Histone modification signatures in human sperm distinguish clinical abnormalities
Alternations to the paternal epigenome, specifically the components of sperm chromatin, can lead to infertility in humans and potentially transmit aberrant information to the embryo. One key component of sperm chromatin is the post-translational modification of histones (PTMs). We previously identified a comprehensive profile of histone PTMs in normozoospermic sperm; however, only specific histone PTMs have been identified in abnormal sperm by antibody-based approaches and comprehensive changes to histone PTM profiles remain unknown. Here, we investigate if sperm with abnormalities of total motility, progressive motility, and morphology have altered histone PTM profiles compared to normozoospermic sperm samples.
Discarded semen samples from 31 men with normal or abnormal semen parameters were analyzed for relative abundance of PTMs on histone H3 and H4 by “bottom-up” nano-liquid chromatography-tandem mass spectrometry.
Asthenoteratozoospermic samples (abnormal motility, forward progression, and morphology, n = 6) displayed overall decreased H4 acetylation (p = 0.001) as well as alterations in H4K20 (p = 0.003) and H3K9 methylation (p < 0.04) when compared to normozoospermic samples (n = 8). Asthenozoospermic samples (abnormal motility and progression, n = 5) also demonstrated decreased H4 acetylation (p = 0.04) and altered H4K20 (p = 0.005) and H3K9 methylation (p < 0.04). Samples with isolated abnormal progression (n = 6) primarily demonstrated decreased acetylation on H4 (p < 0.02), and teratozoospermic samples (n = 6) appeared similar to normozoospermic samples (n = 8).

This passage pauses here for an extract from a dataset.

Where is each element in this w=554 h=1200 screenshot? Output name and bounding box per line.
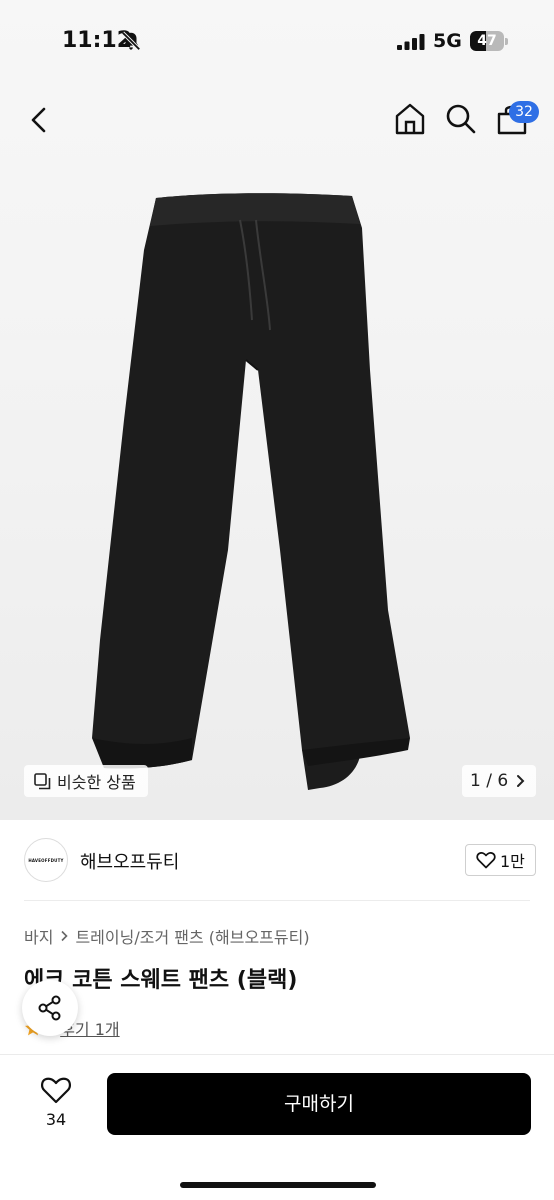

Sperm samples with combined and isolated abnormalities of total motility, progressive motility, and morphology display distinct and altered histone PTM signatures compared to normozoospermic sperm. This provides evidence that alterations in histone PTMs may be important for normal sperm function and fertility.
KeywordsHistones Post-translational modifications Paternal epigenetics Sperm Male infertility
We would like to thank all of the staff at the Penn Fertility Care Andrology laboratory for their assistance, time, and effort in the de-identification of samples used in this study. In addition, we would like to thank The Penn Center for the Study of Epigenetics in Reproduction.

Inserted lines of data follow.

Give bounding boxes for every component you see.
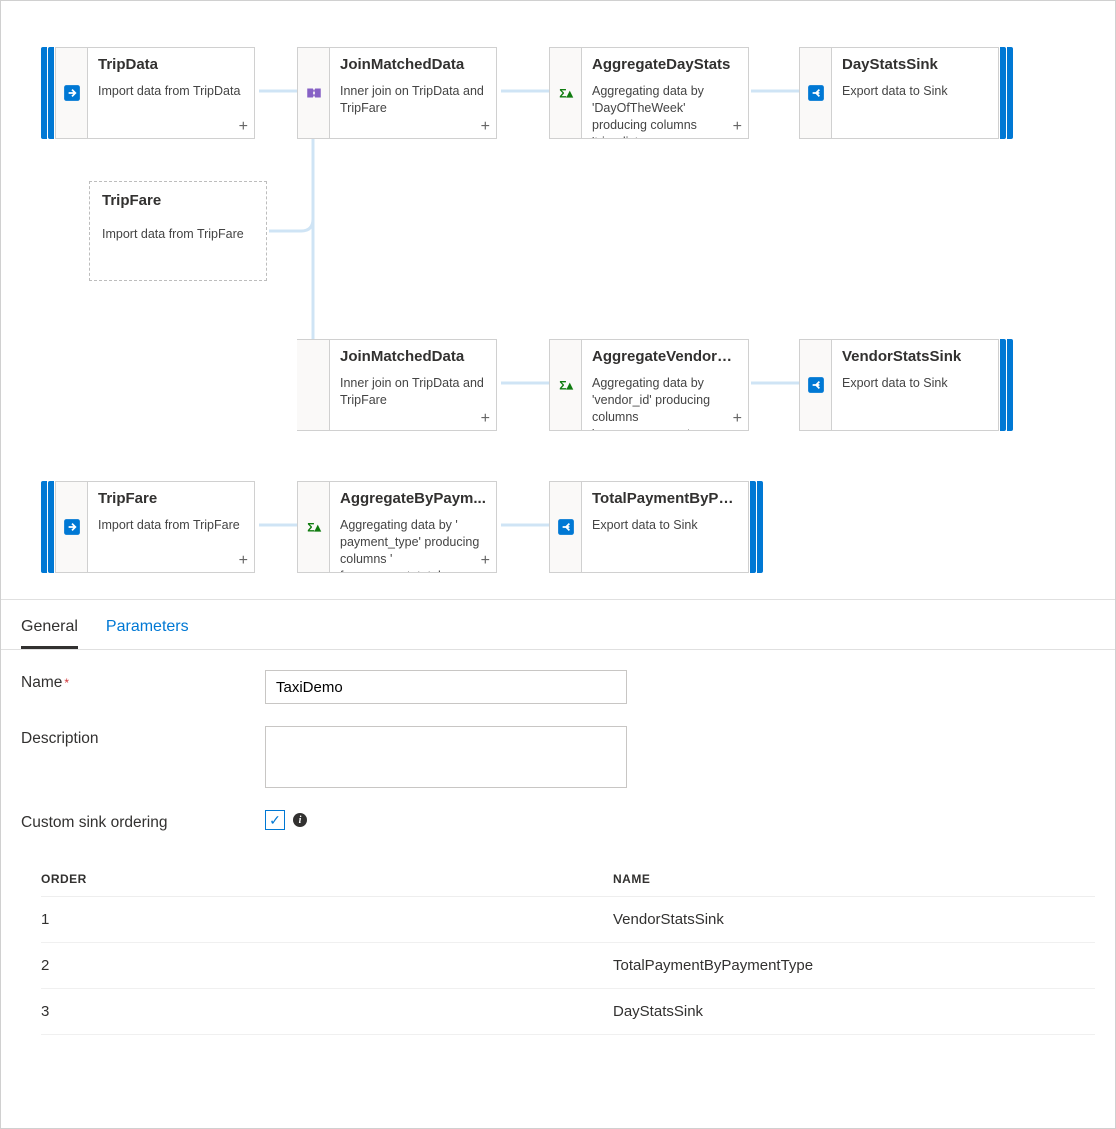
required-icon: * bbox=[64, 676, 69, 690]
cell-name: DayStatsSink bbox=[613, 1003, 1095, 1020]
node-title: TripData bbox=[98, 56, 244, 73]
sink-bar bbox=[1000, 339, 1006, 431]
cell-order: 2 bbox=[41, 957, 613, 974]
node-desc: Import data from TripFare bbox=[98, 517, 244, 534]
node-aggregate-day[interactable]: Σ▴ AggregateDayStats Aggregating data by… bbox=[549, 47, 749, 139]
node-title: VendorStatsSink bbox=[842, 348, 988, 365]
source-bar bbox=[41, 481, 47, 573]
node-tripfare2[interactable]: TripFare Import data from TripFare + bbox=[41, 481, 255, 573]
sink-icon bbox=[549, 481, 581, 573]
col-name: Name bbox=[613, 872, 1095, 886]
table-row[interactable]: 3 DayStatsSink bbox=[41, 989, 1095, 1035]
node-desc: Export data to Sink bbox=[842, 375, 988, 392]
sink-order-table: Order Name 1 VendorStatsSink 2 TotalPaym… bbox=[1, 862, 1115, 1055]
join-icon bbox=[297, 339, 329, 431]
node-title: DayStatsSink bbox=[842, 56, 988, 73]
description-label: Description bbox=[21, 726, 265, 748]
name-label: Name* bbox=[21, 670, 265, 692]
table-row[interactable]: 2 TotalPaymentByPaymentType bbox=[41, 943, 1095, 989]
node-title: JoinMatchedData bbox=[340, 348, 486, 365]
node-title: AggregateByPaym... bbox=[340, 490, 486, 507]
node-join2[interactable]: JoinMatchedData Inner join on TripData a… bbox=[297, 339, 497, 431]
sink-bar bbox=[750, 481, 756, 573]
node-title: TotalPaymentByPa... bbox=[592, 490, 738, 507]
svg-text:Σ▴: Σ▴ bbox=[559, 379, 573, 393]
cell-name: VendorStatsSink bbox=[613, 911, 1095, 928]
info-icon[interactable]: i bbox=[293, 813, 307, 827]
custom-sink-label: Custom sink ordering bbox=[21, 810, 265, 832]
node-desc: Export data to Sink bbox=[592, 517, 738, 534]
add-step-icon[interactable]: + bbox=[481, 118, 490, 136]
table-row[interactable]: 1 VendorStatsSink bbox=[41, 897, 1095, 943]
node-desc: Import data from TripFare bbox=[102, 227, 254, 241]
add-step-icon[interactable]: + bbox=[733, 118, 742, 136]
aggregate-icon: Σ▴ bbox=[549, 47, 581, 139]
sink-icon bbox=[799, 339, 831, 431]
node-vendorsink[interactable]: VendorStatsSink Export data to Sink bbox=[799, 339, 1013, 431]
source-icon bbox=[55, 47, 87, 139]
tab-general[interactable]: General bbox=[21, 612, 78, 649]
sink-icon bbox=[799, 47, 831, 139]
node-join1[interactable]: JoinMatchedData Inner join on TripData a… bbox=[297, 47, 497, 139]
node-title: TripFare bbox=[102, 192, 254, 209]
name-label-text: Name bbox=[21, 674, 62, 691]
node-title: TripFare bbox=[98, 490, 244, 507]
node-tripfare-source[interactable]: TripFare Import data from TripFare bbox=[89, 181, 267, 281]
tab-parameters[interactable]: Parameters bbox=[106, 612, 189, 649]
node-daysink[interactable]: DayStatsSink Export data to Sink bbox=[799, 47, 1013, 139]
cell-order: 3 bbox=[41, 1003, 613, 1020]
node-paysink[interactable]: TotalPaymentByPa... Export data to Sink bbox=[549, 481, 763, 573]
node-desc: Aggregating data by 'vendor_id' producin… bbox=[592, 375, 738, 431]
svg-text:Σ▴: Σ▴ bbox=[307, 521, 321, 535]
node-aggregate-payment[interactable]: Σ▴ AggregateByPaym... Aggregating data b… bbox=[297, 481, 497, 573]
aggregate-icon: Σ▴ bbox=[297, 481, 329, 573]
node-desc: Export data to Sink bbox=[842, 83, 988, 100]
sink-bar bbox=[757, 481, 763, 573]
cell-name: TotalPaymentByPaymentType bbox=[613, 957, 1095, 974]
node-tripdata[interactable]: TripData Import data from TripData + bbox=[41, 47, 255, 139]
node-title: JoinMatchedData bbox=[340, 56, 486, 73]
join-icon bbox=[297, 47, 329, 139]
tabs: General Parameters bbox=[1, 600, 1115, 650]
add-step-icon[interactable]: + bbox=[239, 118, 248, 136]
add-step-icon[interactable]: + bbox=[481, 410, 490, 428]
sink-bar bbox=[1000, 47, 1006, 139]
node-aggregate-vendor[interactable]: Σ▴ AggregateVendorS... Aggregating data … bbox=[549, 339, 749, 431]
source-icon bbox=[55, 481, 87, 573]
node-desc: Inner join on TripData and TripFare bbox=[340, 375, 486, 409]
custom-sink-checkbox[interactable]: ✓ bbox=[265, 810, 285, 830]
add-step-icon[interactable]: + bbox=[239, 552, 248, 570]
source-bar bbox=[48, 481, 54, 573]
source-bar bbox=[48, 47, 54, 139]
dataflow-canvas[interactable]: TripData Import data from TripData + Tri… bbox=[1, 1, 1115, 599]
node-desc: Aggregating data by 'DayOfTheWeek' produ… bbox=[592, 83, 738, 139]
description-input[interactable] bbox=[265, 726, 627, 788]
cell-order: 1 bbox=[41, 911, 613, 928]
node-desc: Import data from TripData bbox=[98, 83, 244, 100]
node-title: AggregateVendorS... bbox=[592, 348, 738, 365]
sink-bar bbox=[1007, 339, 1013, 431]
node-title: AggregateDayStats bbox=[592, 56, 738, 73]
svg-text:Σ▴: Σ▴ bbox=[559, 87, 573, 101]
sink-bar bbox=[1007, 47, 1013, 139]
col-order: Order bbox=[41, 872, 613, 886]
aggregate-icon: Σ▴ bbox=[549, 339, 581, 431]
node-desc: Inner join on TripData and TripFare bbox=[340, 83, 486, 117]
add-step-icon[interactable]: + bbox=[481, 552, 490, 570]
source-bar bbox=[41, 47, 47, 139]
add-step-icon[interactable]: + bbox=[733, 410, 742, 428]
node-desc: Aggregating data by ' payment_type' prod… bbox=[340, 517, 486, 573]
name-input[interactable] bbox=[265, 670, 627, 704]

This work was funded by the National Institutes of Health Grants P50HD06817 (S.L.B./M.S.B./C.C/L.J.L), T32HD040135 (S.B.S/C.C), 5K12HD065257-07 (S.B.S), F32HD086939 (L.J.L.), and GM110174 (B.A.G).
Compliance with ethical standards
Conflict of interest
The authors declare that they have no conflicts of interest.
All procedures performed in studies involving human participants were in accordance with the ethical standards of the institutional and/or national research committee and with the 1964 Helsinki declaration and its later amendments or comparable ethical standards. Approval for this study was obtained from the University of Pennsylvania Institutional Review Board (Protocol 815929).
As all samples were discarded and de-identified, the University of Pennsylvania Institutional Review Board determined that this study was exempt from requiring informed consent.